Time to Cut the Customer Experience Jargon and Get Real

Jargon about “personalizing content” or “unifying digital experience” speaks to technique, not the substance of an experience. Time to get real in CX.

There is a terminology arms race in customer experience (CX) that betrays an insecurity. B2B and B2C companies are claiming to be customer-first, customer-centric, customer-focused, customer-obsessed, etc., as if caring for customers were a rare thing.

Maybe it is. According to annual surveys by Broadridge Financial Solution, the percentage of consumers that feel companies need to improve their overall customer experience grew from 35% in 2019 to 65% in 2021. Meanwhile, spending on customer experience technology is expected to grow from $471 billion in 2018 to $641 billion this year. Tech alone isn’t moving those numbers in the right direction.

Definitions of “customer experience” mostly agree that it is the cumulative impression a brand makes on people who buy its goods and services. But we seem to lack an underlying theory of what makes a customer experience good or bad. So, I want to discuss why it’s difficult to provide great customer experiences in the digital era and discuss three, jargon-free levers for creating more of them.

The Constraints of Customer Experience

Why is providing a great experience online difficult? Well, with unlimited resources and face-to-face contact, brands could make every experience ridiculously amazing. That’s what happens at five-star hotels and Michelin Star restaurants. Hence, the prices. The issue is how to provide extraordinary experiences with limited resources and the weirdness of communicating online.

Resource constraints have many effects. The content we find online is often rushed, mediocre, wrong, outdated, confusing or misleading. Getting support from a real human being might not be possible. You scroll the contact page, only to find an email form. You Google for a phone number, only to hear it’s a 45-minute wait. You go to Twitter or Facebook, only to see that others have vented and received a stock “sorry” message in reply. More touchpoints can mean that customers are just disappointed more times in a row.    

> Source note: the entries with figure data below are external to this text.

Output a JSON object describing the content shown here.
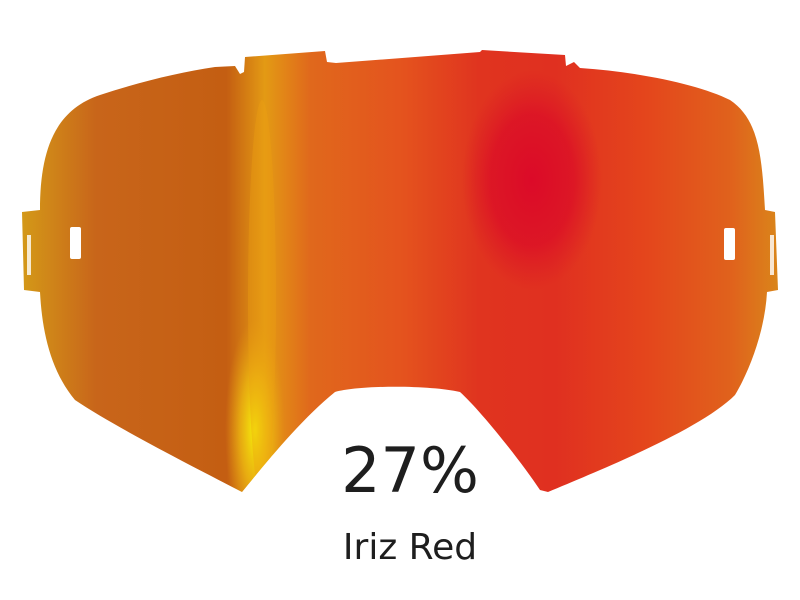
{
  "product": {
    "tint_percent": "27%",
    "lens_name": "Iriz Red",
    "image": "goggle-lens",
    "colors": {
      "edge_left": "#d49a18",
      "amber": "#c65f12",
      "yellow_highlight": "#f2e010",
      "orange": "#e3621e",
      "red_center": "#dc0f28",
      "edge_right": "#d98a1a"
    }
  }
}
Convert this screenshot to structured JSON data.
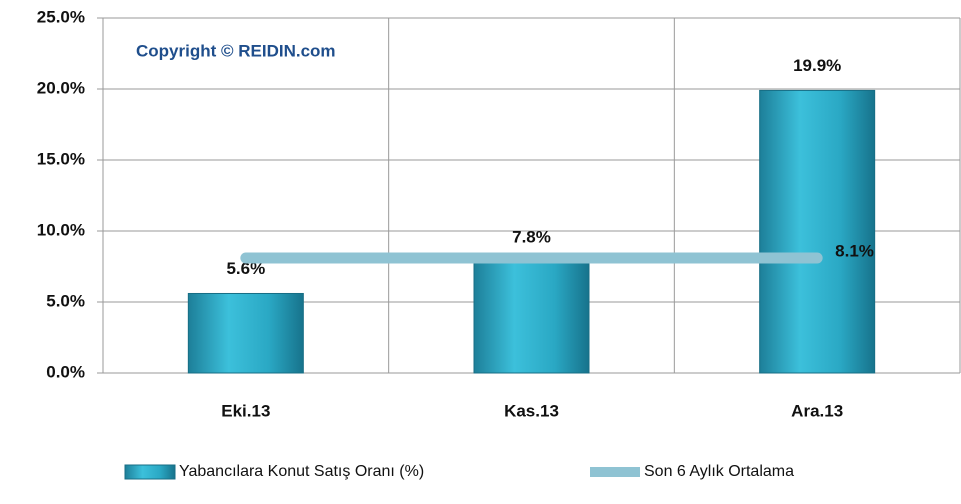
{
  "chart_data": {
    "type": "bar",
    "annotation": "Copyright © REIDIN.com",
    "categories": [
      "Eki.13",
      "Kas.13",
      "Ara.13"
    ],
    "series": [
      {
        "name": "Yabancılara Konut Satış Oranı (%)",
        "type": "bar",
        "color": "#2aa8c4",
        "values": [
          5.6,
          7.8,
          19.9
        ],
        "value_labels": [
          "5.6%",
          "7.8%",
          "19.9%"
        ]
      },
      {
        "name": "Son 6 Aylık Ortalama",
        "type": "line",
        "color": "#8fc3d3",
        "values": [
          8.1,
          8.1,
          8.1
        ],
        "value_labels": [
          null,
          null,
          "8.1%"
        ]
      }
    ],
    "ylim": [
      0,
      25
    ],
    "yticks": [
      {
        "value": 0,
        "label": "0.0%"
      },
      {
        "value": 5,
        "label": "5.0%"
      },
      {
        "value": 10,
        "label": "10.0%"
      },
      {
        "value": 15,
        "label": "15.0%"
      },
      {
        "value": 20,
        "label": "20.0%"
      },
      {
        "value": 25,
        "label": "25.0%"
      }
    ],
    "grid": true,
    "legend": "bottom"
  }
}
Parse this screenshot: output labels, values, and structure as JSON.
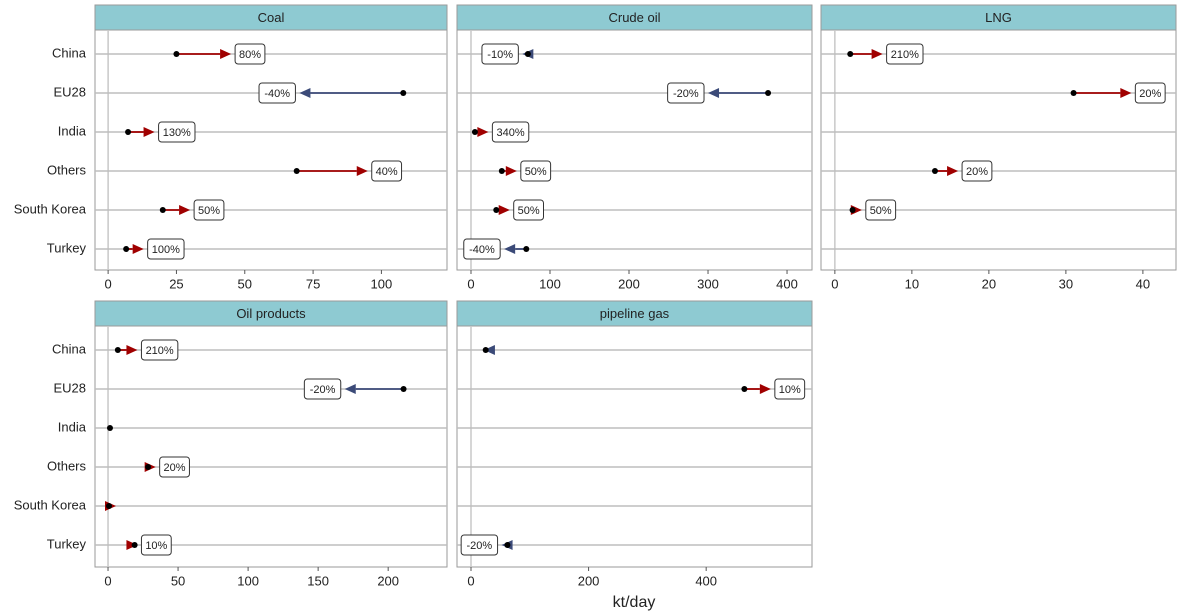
{
  "x_label": "kt/day",
  "categories": [
    "China",
    "EU28",
    "India",
    "Others",
    "South Korea",
    "Turkey"
  ],
  "chart_data": [
    {
      "type": "arrow",
      "title": "Coal",
      "xlim": [
        -4.8,
        124
      ],
      "xticks": [
        0,
        25,
        50,
        75,
        100
      ],
      "start": [
        25,
        108,
        7.3,
        69,
        20,
        6.6
      ],
      "end": [
        45,
        70,
        17,
        95,
        30,
        13
      ],
      "change_labels": [
        "80%",
        "-40%",
        "130%",
        "40%",
        "50%",
        "100%"
      ],
      "up_color": "#a00000",
      "down_color": "#3b4a78"
    },
    {
      "type": "arrow",
      "title": "Crude oil",
      "xlim": [
        -17.7,
        431.6
      ],
      "xticks": [
        0,
        100,
        200,
        300,
        400
      ],
      "start": [
        72,
        376,
        5,
        39,
        32,
        70
      ],
      "end": [
        65,
        300,
        22,
        58,
        49,
        42
      ],
      "change_labels": [
        "-10%",
        "-20%",
        "340%",
        "50%",
        "50%",
        "-40%"
      ],
      "up_color": "#a00000",
      "down_color": "#3b4a78"
    },
    {
      "type": "arrow",
      "title": "LNG",
      "xlim": [
        -1.8,
        44.3
      ],
      "xticks": [
        0,
        10,
        20,
        30,
        40
      ],
      "start": [
        2,
        31,
        null,
        13,
        2.3,
        null
      ],
      "end": [
        6.2,
        38.5,
        null,
        16,
        3.5,
        null
      ],
      "change_labels": [
        "210%",
        "20%",
        null,
        "20%",
        "50%",
        null
      ],
      "up_color": "#a00000",
      "down_color": "#3b4a78"
    },
    {
      "type": "arrow",
      "title": "Oil products",
      "xlim": [
        -9.3,
        242
      ],
      "xticks": [
        0,
        50,
        100,
        150,
        200
      ],
      "start": [
        7,
        211,
        1.4,
        28.6,
        0.7,
        19
      ],
      "end": [
        21,
        169,
        1.4,
        34,
        5.7,
        21
      ],
      "change_labels": [
        "210%",
        "-20%",
        null,
        "20%",
        null,
        "10%"
      ],
      "up_color": "#a00000",
      "down_color": "#3b4a78"
    },
    {
      "type": "arrow",
      "title": "pipeline gas",
      "xlim": [
        -23.8,
        580
      ],
      "xticks": [
        0,
        200,
        400
      ],
      "start": [
        25,
        465,
        null,
        null,
        null,
        62
      ],
      "end": [
        22,
        510,
        null,
        null,
        null,
        52
      ],
      "change_labels": [
        null,
        "10%",
        null,
        null,
        null,
        "-20%"
      ],
      "up_color": "#a00000",
      "down_color": "#3b4a78"
    }
  ]
}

If COVID-19 has taught us anything, it is that interacting online is not the same as being there in person. Face to face, we rely on context, tone and body language to understand each other. We show empathy or concern without saying a word, and we see how our words affect someone. Online interactions raise the probability of miscommunication. Think about how much we read into texts from friends and family members who are good communicators in person but enigmas over SMS.

So, given our limited resources and the challenge of digital interaction, what should we strive for in customer experience?

Related Article: 2 Years Later: How Customer Service Has Changed

1. Trust

At first, a brand online is a stranger made of bytes. We decide whether to be associated with that stranger or not.

We take in the text, images and videos the brand puts online. We judge the content for character, values and personality. We see how other people react to that brand, everywhere from user ratings and Reddit forums to YouTube and TikTok. We trust our online tribes and communities to protect us.

Further along, we wonder if the brand is really what meets the eye online. For complex products, we sift through dimensions, materials, ratings and features, or maybe we do a trial or demo.

When that product arrives or service begins in earnest, our judgments get tested. We see whether the brand lives up to the expectations it set (or whether the brand honors its return and exchange policies). A brand earns our trust like a person — bit by bit, or online, byte by byte.   

2. Education

The more complex a product is, the more education that customers need to get value out of it. They often look to the brand to be their coach, guide and expert.